Por Ing Héctor Castro Gallegos
En el corazón árido y noble de Sonora late una verdad que muchos olvidan: los ejidatarios no son sólo herederos de la tierra, sino guardianes de la identidad que dio forma a este estado.
Los jóvenes sonorenses —esa generación despierta que ya no se traga los discursos vacíos— comienzan a mirar hacia los campos y los pueblos con un sentido renovado de conciencia. No los ven como restos del pasado, sino como el punto de partida de una nueva soberanía: la soberanía alimentaria, ecológica y social que el país necesita para sobrevivir en los años por venir.
La política, en cambio, sigue caminando por los mismos senderos desgastados, hablando de modernización sin entender que no puede haber progreso sin justicia para quienes labran la tierra que nos sostiene.
En cada rincón del valle del Yaqui, en los llanos de Caborca, en las fronteras del desierto, los jóvenes están entendiendo que el poder real no se mide en votos, sino en raíces.
Que los ejidatarios, con su callada sabiduría y su lucha silenciosa, representan la última frontera frente al olvido político.
Mientras los partidos se disputan los titulares, el campo se seca, las presas se vacían y los viejos hombres de sombrero miran el cielo con una paciencia ancestral, esperando una lluvia que ya no llega.

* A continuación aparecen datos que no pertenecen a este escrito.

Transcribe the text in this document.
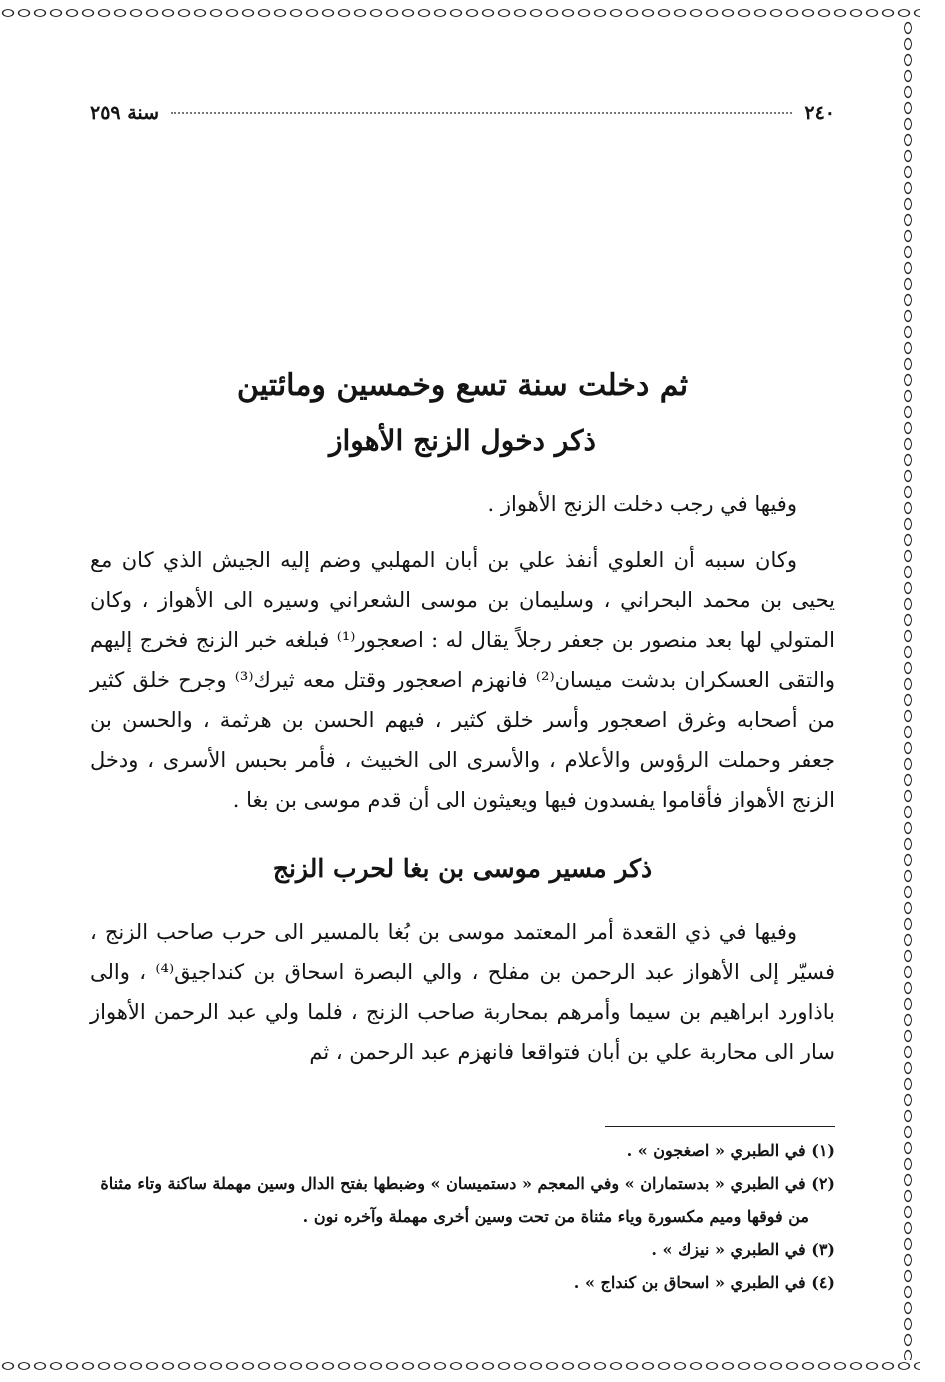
٢٤٠
سنة ٢٥٩
ثم دخلت سنة تسع وخمسين ومائتين
ذكر دخول الزنج الأهواز

وفيها في رجب دخلت الزنج الأهواز .

وكان سببه أن العلوي أنفذ علي بن أبان المهلبي وضم إليه الجيش الذي كان مع يحيى بن محمد البحراني ، وسليمان بن موسى الشعراني وسيره الى الأهواز ، وكان المتولي لها بعد منصور بن جعفر رجلاً يقال له : اصعجور⁽¹⁾ فبلغه خبر الزنج فخرج إليهم والتقى العسكران بدشت ميسان⁽²⁾ فانهزم اصعجور وقتل معه ثيرك⁽³⁾ وجرح خلق كثير من أصحابه وغرق اصعجور وأسر خلق كثير ، فيهم الحسن بن هرثمة ، والحسن بن جعفر وحملت الرؤوس والأعلام ، والأسرى الى الخبيث ، فأمر بحبس الأسرى ، ودخل الزنج الأهواز فأقاموا يفسدون فيها ويعيثون الى أن قدم موسى بن بغا .

ذكر مسير موسى بن بغا لحرب الزنج

وفيها في ذي القعدة أمر المعتمد موسى بن بُغا بالمسير الى حرب صاحب الزنج ، فسيّر إلى الأهواز عبد الرحمن بن مفلح ، والي البصرة اسحاق بن كنداجيق⁽⁴⁾ ، والى باذاورد ابراهيم بن سيما وأمرهم بمحاربة صاحب الزنج ، فلما ولي عبد الرحمن الأهواز سار الى محاربة علي بن أبان فتواقعا فانهزم عبد الرحمن ، ثم

(١) في الطبري « اصغجون » .
(٢) في الطبري « بدستماران » وفي المعجم « دستميسان » وضبطها بفتح الدال وسين مهملة ساكنة وتاء مثناة
من فوقها وميم مكسورة وياء مثناة من تحت وسين أخرى مهملة وآخره نون .
(٣) في الطبري « نيزك » .
(٤) في الطبري « اسحاق بن كنداج » .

Pero hay una nueva mirada que se alza desde las universidades, desde los colectivos rurales, desde los jóvenes que vuelven a hablar de cooperativas, de energía limpia, de agricultura regenerativa y de dignidad. Esa juventud no quiere subsidios: quiere respeto, participación y un nuevo pacto político con quienes trabajan la tierra.
El poder que está por encima de la presidencia —ese que no se elige pero que define el rumbo del país— ha mirado con desdén a los ejidos, porque sabe que en ellos habita la verdadera independencia. Los jóvenes lo saben también.

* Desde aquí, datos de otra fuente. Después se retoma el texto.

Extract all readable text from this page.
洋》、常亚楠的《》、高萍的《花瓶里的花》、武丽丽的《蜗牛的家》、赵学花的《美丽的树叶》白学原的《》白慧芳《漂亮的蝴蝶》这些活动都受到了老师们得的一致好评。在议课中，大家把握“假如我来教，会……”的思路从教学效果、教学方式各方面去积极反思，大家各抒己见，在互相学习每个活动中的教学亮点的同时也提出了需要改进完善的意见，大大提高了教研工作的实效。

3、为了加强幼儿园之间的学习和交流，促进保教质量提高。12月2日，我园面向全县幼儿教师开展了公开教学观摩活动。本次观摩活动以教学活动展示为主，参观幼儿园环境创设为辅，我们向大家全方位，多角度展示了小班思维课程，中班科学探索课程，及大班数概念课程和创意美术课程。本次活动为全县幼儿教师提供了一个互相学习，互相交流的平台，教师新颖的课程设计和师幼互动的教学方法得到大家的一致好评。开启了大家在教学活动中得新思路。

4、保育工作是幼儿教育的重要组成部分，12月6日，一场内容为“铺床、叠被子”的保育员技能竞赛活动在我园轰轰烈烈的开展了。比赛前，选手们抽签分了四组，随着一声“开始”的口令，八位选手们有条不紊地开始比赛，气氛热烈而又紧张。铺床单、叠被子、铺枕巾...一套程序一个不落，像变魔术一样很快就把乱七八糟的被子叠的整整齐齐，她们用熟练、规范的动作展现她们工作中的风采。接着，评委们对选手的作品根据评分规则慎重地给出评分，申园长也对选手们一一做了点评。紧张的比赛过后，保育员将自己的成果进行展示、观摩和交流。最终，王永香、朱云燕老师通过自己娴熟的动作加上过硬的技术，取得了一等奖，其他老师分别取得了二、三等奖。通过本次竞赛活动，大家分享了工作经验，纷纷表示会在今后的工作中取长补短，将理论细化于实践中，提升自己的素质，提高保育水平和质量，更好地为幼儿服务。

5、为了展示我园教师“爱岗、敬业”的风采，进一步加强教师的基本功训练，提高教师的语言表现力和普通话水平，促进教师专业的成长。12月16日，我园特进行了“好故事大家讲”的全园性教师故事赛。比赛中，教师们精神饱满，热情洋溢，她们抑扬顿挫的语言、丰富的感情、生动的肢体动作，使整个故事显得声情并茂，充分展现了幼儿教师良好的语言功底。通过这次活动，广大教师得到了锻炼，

Por eso cuestionan, por eso reclaman, por eso sueñan con un Sonora donde la tierra deje de ser mercancía para volver a ser destino. Su discurso no es romántico, es pragmático y profundo: sin tierra fértil no hay nación, sin campesino no hay soberanía, sin justicia para el ejidatario no hay futuro posible.
Ellos no quieren volver al pasado, quieren reinventarlo con tecnología, educación y conciencia ambiental, sin que la esencia del campo desaparezca bajo el cemento del olvido. En esta nueva era, la política sonorense enfrenta su mayor desafío: reconciliar el poder con la tierra. Los jóvenes lo intuyen: el verdadero desarrollo no se decreta desde una oficina, se cultiva con manos limpias y visión clara.

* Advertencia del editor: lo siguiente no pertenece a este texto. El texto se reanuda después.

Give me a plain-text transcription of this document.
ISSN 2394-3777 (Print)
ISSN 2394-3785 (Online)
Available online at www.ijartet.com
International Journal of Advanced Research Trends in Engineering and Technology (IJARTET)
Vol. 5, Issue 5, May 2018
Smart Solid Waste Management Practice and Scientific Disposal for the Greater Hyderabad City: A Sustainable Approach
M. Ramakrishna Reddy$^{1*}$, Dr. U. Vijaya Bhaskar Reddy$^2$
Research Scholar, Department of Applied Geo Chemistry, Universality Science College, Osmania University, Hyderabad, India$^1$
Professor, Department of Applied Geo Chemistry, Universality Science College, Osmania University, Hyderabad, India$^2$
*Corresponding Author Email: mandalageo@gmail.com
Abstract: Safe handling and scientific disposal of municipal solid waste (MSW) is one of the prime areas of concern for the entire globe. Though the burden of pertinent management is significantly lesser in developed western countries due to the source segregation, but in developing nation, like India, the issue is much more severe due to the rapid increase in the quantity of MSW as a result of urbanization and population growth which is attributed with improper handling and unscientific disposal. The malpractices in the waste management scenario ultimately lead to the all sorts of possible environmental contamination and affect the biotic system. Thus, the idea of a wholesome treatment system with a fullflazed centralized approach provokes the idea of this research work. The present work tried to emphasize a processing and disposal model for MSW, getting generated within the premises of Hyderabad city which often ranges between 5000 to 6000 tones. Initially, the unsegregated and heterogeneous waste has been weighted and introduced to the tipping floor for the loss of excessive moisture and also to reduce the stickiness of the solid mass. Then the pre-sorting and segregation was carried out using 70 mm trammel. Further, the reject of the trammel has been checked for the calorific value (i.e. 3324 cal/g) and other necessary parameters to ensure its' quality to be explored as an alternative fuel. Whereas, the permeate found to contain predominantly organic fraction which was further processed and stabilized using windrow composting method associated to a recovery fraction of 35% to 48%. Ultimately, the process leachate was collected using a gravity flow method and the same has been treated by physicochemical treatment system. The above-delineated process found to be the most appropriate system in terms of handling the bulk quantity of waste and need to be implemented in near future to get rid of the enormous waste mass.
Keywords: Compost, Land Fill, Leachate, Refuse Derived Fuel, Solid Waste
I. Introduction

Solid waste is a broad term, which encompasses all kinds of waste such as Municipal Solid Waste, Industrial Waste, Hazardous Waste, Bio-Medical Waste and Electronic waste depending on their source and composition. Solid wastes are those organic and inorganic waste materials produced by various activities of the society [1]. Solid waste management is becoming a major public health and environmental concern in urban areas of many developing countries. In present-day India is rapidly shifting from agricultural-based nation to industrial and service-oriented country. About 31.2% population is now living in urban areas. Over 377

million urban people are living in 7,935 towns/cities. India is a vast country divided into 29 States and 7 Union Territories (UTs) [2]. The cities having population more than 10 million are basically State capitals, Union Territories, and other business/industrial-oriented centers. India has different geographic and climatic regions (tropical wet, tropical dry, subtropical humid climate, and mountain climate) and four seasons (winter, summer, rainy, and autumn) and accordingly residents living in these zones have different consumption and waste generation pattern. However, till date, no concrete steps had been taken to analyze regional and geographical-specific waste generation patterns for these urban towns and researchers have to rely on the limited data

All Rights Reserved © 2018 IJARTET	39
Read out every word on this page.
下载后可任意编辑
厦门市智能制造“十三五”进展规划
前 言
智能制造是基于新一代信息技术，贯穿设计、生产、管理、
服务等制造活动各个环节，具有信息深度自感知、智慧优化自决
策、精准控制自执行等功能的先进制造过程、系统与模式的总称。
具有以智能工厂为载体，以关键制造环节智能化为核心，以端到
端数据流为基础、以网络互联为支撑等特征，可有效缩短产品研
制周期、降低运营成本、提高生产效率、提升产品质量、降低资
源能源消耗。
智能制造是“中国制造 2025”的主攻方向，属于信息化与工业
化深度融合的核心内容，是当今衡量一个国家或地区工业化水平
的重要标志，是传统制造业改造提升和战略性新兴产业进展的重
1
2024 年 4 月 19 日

Quieren un Sonora donde el ejidatario sea aliado, no rehén del sistema; donde el agua se respete como sagrada y donde la educación rural deje de ser un favor político para convertirse en política de Estado.
En ellos se está gestando una revolución silenciosa, una conciencia colectiva que no busca destruir, sino reconstruir lo que otros abandonaron. Los hijos de la tierra están despertando… y cuando ellos hablen, cuando ellos voten, cuando ellos decidan volver al campo con dignidad, el poder real tendrá que escuchar, porque ese será el día en que Sonora renazca desde sus raíces.